5 lipca na stadionie Villa Park w Birmingham odbył się ostatni koncert Black Sabbath w oryginalnym składzie. Podczas wydarzenia "Back to the Beginning" na scenie pojawili się Ozzy Osbourne (wokal), Tony Iommi (gitara), Geezer Butler (bas) i Bill Ward (perkusja). Było to równocześnie pożegnanie ze sceną Księcia Ciemności, który zaprezentował także kilka swoich solowych utworów.
17 dni później schorowany wokalista zmarł w wieku 76 lat. Oficjalną przyczyną śmierci był zawał serca.
Ozzy Osbourne chciał zrezygnować z udziału w pożegnalnym koncercie
Z nadchodzącej pośmiertnej autobiografii Ozzy'ego Osbourne'a dowiadujemy się, że wokalista Black Sabbath z powodu złego stanu zdrowia był bliski tego, by zrezygnować z udziału w swoim pożegnalnym koncercie.
Opublikowane przez "The Times" fragmenty książki "Last Rites" pokazują, jak ogromna presja towarzyszyła Ozzy'emu Osbourne'owi w ostatnim okresie jego życia. Widząc coraz większą skalę przedsięwzięcia, jakim miał być jego nadchodzący pożegnalny koncert z Black Sabbath, Ozzy Osbourne zdradzał coraz mniejszą chęć pojawiania się na scenie.
"Trzy dni po tym, jak w końcu dotarliśmy do Anglii, znów trafiłem do szpitala. Wysokie ciśnienie krwi trzymało mnie tam osiem dni, podczas których nie miałem nic innego do roboty poza martwieniem się. Bo koncert wciąż się rozrastał" - wspominał na kartach książki Osbourne.

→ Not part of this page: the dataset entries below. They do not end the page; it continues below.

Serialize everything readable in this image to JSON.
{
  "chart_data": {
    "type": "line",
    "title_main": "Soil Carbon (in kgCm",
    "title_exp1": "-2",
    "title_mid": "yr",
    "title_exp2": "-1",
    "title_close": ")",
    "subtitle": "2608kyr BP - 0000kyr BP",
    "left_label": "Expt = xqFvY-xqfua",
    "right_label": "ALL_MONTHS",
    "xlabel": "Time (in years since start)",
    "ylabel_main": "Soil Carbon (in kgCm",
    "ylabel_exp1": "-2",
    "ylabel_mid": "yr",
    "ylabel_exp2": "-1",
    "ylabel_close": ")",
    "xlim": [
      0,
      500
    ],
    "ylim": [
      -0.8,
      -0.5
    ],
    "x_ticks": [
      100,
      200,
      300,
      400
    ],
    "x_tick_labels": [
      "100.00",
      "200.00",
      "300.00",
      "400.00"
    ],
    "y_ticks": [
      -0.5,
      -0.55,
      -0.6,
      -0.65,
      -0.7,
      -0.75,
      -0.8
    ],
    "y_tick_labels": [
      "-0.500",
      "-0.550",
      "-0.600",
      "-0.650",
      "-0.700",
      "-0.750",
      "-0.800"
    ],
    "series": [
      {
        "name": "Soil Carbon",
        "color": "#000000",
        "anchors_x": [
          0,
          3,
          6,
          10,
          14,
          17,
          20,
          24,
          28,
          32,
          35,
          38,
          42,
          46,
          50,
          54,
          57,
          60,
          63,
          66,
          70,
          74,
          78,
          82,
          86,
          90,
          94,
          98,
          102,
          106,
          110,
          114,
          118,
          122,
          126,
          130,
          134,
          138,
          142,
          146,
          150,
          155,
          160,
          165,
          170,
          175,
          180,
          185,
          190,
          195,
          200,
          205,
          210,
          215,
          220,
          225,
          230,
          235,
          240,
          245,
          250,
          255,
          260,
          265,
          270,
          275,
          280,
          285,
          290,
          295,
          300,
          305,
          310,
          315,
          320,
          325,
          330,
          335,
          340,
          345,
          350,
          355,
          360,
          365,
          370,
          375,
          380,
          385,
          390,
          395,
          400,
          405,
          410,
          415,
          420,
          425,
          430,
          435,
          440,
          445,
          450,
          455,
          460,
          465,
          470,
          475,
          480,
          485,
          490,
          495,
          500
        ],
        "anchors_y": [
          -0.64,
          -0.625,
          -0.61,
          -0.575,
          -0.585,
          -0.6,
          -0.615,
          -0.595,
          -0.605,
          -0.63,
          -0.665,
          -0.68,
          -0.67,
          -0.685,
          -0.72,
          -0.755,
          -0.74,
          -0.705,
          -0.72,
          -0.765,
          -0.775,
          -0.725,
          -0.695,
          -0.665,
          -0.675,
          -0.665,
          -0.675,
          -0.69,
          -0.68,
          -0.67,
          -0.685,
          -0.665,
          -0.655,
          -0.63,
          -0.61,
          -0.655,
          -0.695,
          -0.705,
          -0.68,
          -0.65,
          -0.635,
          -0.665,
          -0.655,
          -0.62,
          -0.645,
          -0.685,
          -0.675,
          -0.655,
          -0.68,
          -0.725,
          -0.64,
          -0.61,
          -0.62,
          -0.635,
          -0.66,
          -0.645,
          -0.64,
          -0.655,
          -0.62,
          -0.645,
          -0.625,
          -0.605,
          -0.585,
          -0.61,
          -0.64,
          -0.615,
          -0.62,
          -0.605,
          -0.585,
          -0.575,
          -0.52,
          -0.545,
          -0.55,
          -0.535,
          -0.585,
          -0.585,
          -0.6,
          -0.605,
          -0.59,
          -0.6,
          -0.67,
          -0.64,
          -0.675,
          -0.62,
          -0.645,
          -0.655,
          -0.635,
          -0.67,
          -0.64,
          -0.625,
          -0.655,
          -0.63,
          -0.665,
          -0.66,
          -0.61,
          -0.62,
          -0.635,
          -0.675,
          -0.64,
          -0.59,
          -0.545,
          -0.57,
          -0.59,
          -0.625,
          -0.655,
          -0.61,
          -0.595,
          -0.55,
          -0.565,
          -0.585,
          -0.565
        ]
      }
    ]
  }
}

Ozzy Osbourne o swojej żonie: Wiedziała, że się po prostu boję
"Kiedy ogłoszono te wszystkie ogromne nazwiska - Guns N' Roses, Metallica, Steven Tyler z Aerosmith - pomyślałem sobie: 'Do licha, to będzie metalowa odpowiedź na Live Aid'. Leżąc w łóżku w nocy, powtarzałem sobie: 'Nie mogę, nie dam rady'. Mówiłem Sharon, że lepiej będzie, jeśli nakręcimy wideo. Spojrzała na mnie jak na wariata. Zna mnie lepiej niż ja sama. Wiedziała, że się po prostu boję" - opowiadał.
Jednak dla Sharon Osbourne, która przez wiele lat była menedżerką swojego męża, nie było mowy o planie awaryjnym. Sama także zdawała sobie sprawę, jak ważny dla jej ukochanego będzie moment, gdy po raz ostatni stanie na scenie i zasiądzie na swoim słynnym tronie "Księcia Ciemności". Nie liczyło się już to, czy artysta będzie w pełni sił, by zaśpiewać.
"Sharon powiedziała: 'Słuchaj, nie będzie planu awaryjnego. Żadnego wideo. Żadnych nagranych wcześniej utworów. Jeśli nie będziesz mógł śpiewać tego wieczoru, po prostu przemów do publiczności i podziękujcie jej. Wystarczy, że wyjdziesz na scenę i będziesz Ozzym'" - relacjonował rockman.
Pozycja "Last Rites" ukaże się także po polsku, pod tytułem "Ostatnie namaszczenie". Książka ujrzy światło dzienne 15 października.